By using $c, \hat c_t \in \frac12\mathbb{B}^n$, $\| g_t \| \le 1$, and $\eta = 1/2$, we have $$\| \nabla f_t(c) \| = \| \eta g_t - 2\eta^2 g_tg_t^\top (\hat c_t - c)\| \le \eta + 2\eta^2 \le 1$$ and $$\nabla f_t(c) \nabla f_t(c)^\top = \eta^2 \left( 1 - 2 \eta g_t^\top (\hat c_t - c) \right)^2 g_t g_t^\top \preceq \eta^2 (1 + 2\eta)^2 g_t g_t^\top = 2\nabla^2 f_t(c),$$ hence $G = 1$ and $\alpha = \frac{1}{2}$.

Thus, those parameters are constant for $\eta = 1/2$.
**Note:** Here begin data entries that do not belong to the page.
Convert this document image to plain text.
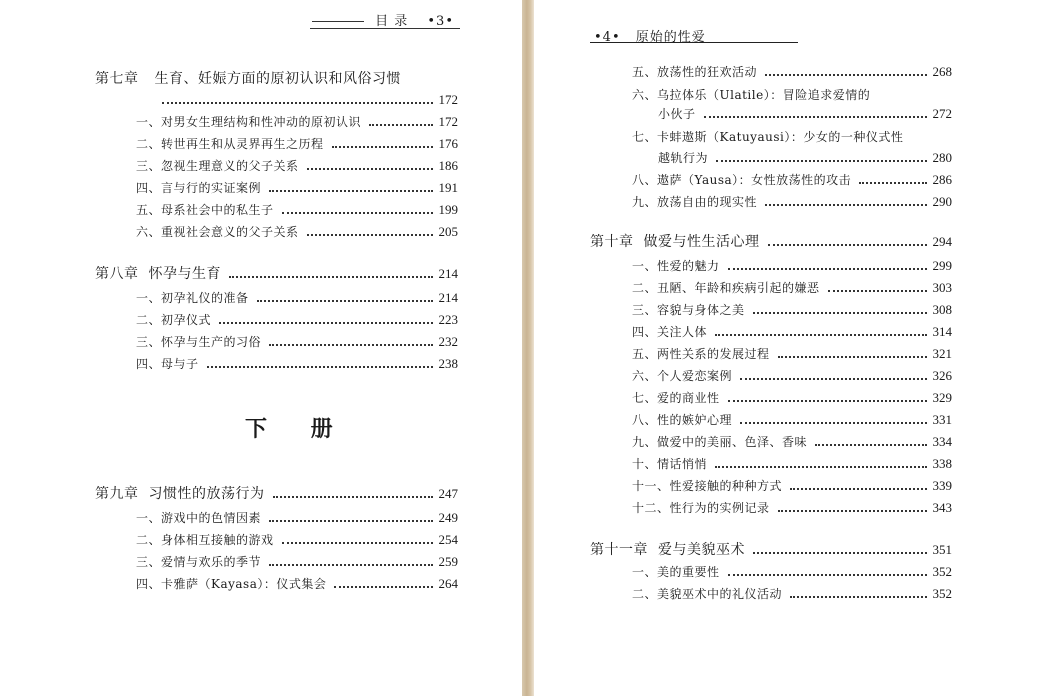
目 录 •3•
第七章 生育、妊娠方面的原初认识和风俗习惯
172
一、对男女生理结构和性冲动的原初认识	172
二、转世再生和从灵界再生之历程	176
三、忽视生理意义的父子关系	186
四、言与行的实证案例	191
五、母系社会中的私生子	199
六、重视社会意义的父子关系	205
第八章 怀孕与生育	214
一、初孕礼仪的准备	214
二、初孕仪式	223
三、怀孕与生产的习俗	232
四、母与子	238
下 册
第九章 习惯性的放荡行为	247
一、游戏中的色情因素	249
二、身体相互接触的游戏	254
三、爱情与欢乐的季节	259
四、卡雅萨（Kayasa）：仪式集会	264
•4• 原始的性爱
五、放荡性的狂欢活动	268
六、乌拉体乐（Ulatile）：冒险追求爱情的
小伙子	272
七、卡蚌遨斯（Katuyausi）：少女的一种仪式性
越轨行为	280
八、遨萨（Yausa）：女性放荡性的攻击	286
九、放荡自由的现实性	290
第十章 做爱与性生活心理	294
一、性爱的魅力	299
二、丑陋、年龄和疾病引起的嫌恶	303
三、容貌与身体之美	308
四、关注人体	314
五、两性关系的发展过程	321
六、个人爱恋案例	326
七、爱的商业性	329
八、性的嫉妒心理	331
九、做爱中的美丽、色泽、香味	334
十、情话悄悄	338
十一、性爱接触的种种方式	339
十二、性行为的实例记录	343
第十一章 爱与美貌巫术	351
一、美的重要性	352
二、美貌巫术中的礼仪活动	352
Therefore, ONS applied to $f_t$ satisfies

$$ \sum_{t=1}^T (f_t(\hat c_t) - f_t(c^*)) = O\left(n\log T \right). $$

The remaining task is to bound $\tilde R_T^{c^*} = \sum_{t=1}^T (\hat c_t - c^*)^\top (\hat x_t - x_t)$, which upper bounds the regret $R_T^{c^*}$. For convenience, define

$$ V_T^{c^*} \coloneqq \sum_{t=1}^T \left( (\hat c_t - c^*)^\top (\hat x_t - x_t) \right)^2. $$

Due to $\hat c_t, c^* \in \frac12\mathbb{B}^n$, $\hat x_t, x_t \in X_t \subseteq \frac12\mathbb{B}^n$, and $(\hat c_t - c^*)^\top (\hat x_t - x_t) \ge 0$ (by the optimality of $\hat x_t$ and $x_t$ for $\hat c_t$ and $c^*$, respectively), we have

$$ V_T^{c^*} \le \sum_{t=1}^T (\hat c_t - c^*)^\top (\hat x_t - x_t) = \tilde R_T^{c^*}. $$

By using this and $f_t(\hat c_t) = 0$, which follows from the definition of $f_t$, we have

$$ \tilde R_T^{c^*} = - \sum_{t=1}^T \frac{f_t(c^*)}{\eta} + \eta V_T^{c^*} \le \sum_{t=1}^T \frac{f_t(\hat c_t) - f_t(c^*)}{\eta} + \eta \tilde R_T^{c^*}. $$

With $\eta = 1/2$, we obtain

$$ \frac{\tilde R_T^{c^*}}{2} \le 2\sum_{t=1}^T (f_t(\hat c_t) - f_t(c^*)) = O(n\log T), $$

thus establishing $R_T^{c^*} \le \tilde R_T^{c^*} = O(n\log T)$.

The above definition of $f_t$ and the proof strategy are inspired by those used in MetaGrad (Van Erven and Koolen NeurIPS 2016, Van Erven et al. JMLR 2021). Interestingly, using MetaGrad, instead of ONS, adds robustness against the suboptimality of the agent’s solutions, which is also discussed in our paper. We have also obtained a lower bound of $R_T^{c^*} = \Omega(n)$ and an upper bound of $R_T^{c^*} = O(1)$ for the case of $n=2$; the algorithm for $n=2$ is a simple variant of Besbes et al. Closing the $\log T$ gap for general $n$ is an interesting open problem.

Another paper of ours, which will appear in AISTATS 2025, also studies online inverse linear optimization. It views the problem as online convex optimization of a Fenchel–Young loss (Blondel et al. JMLR 2020) and presents a finite regret bound under the assumption that the agent’s forward problems have a gap between the optimal and suboptimal objective values.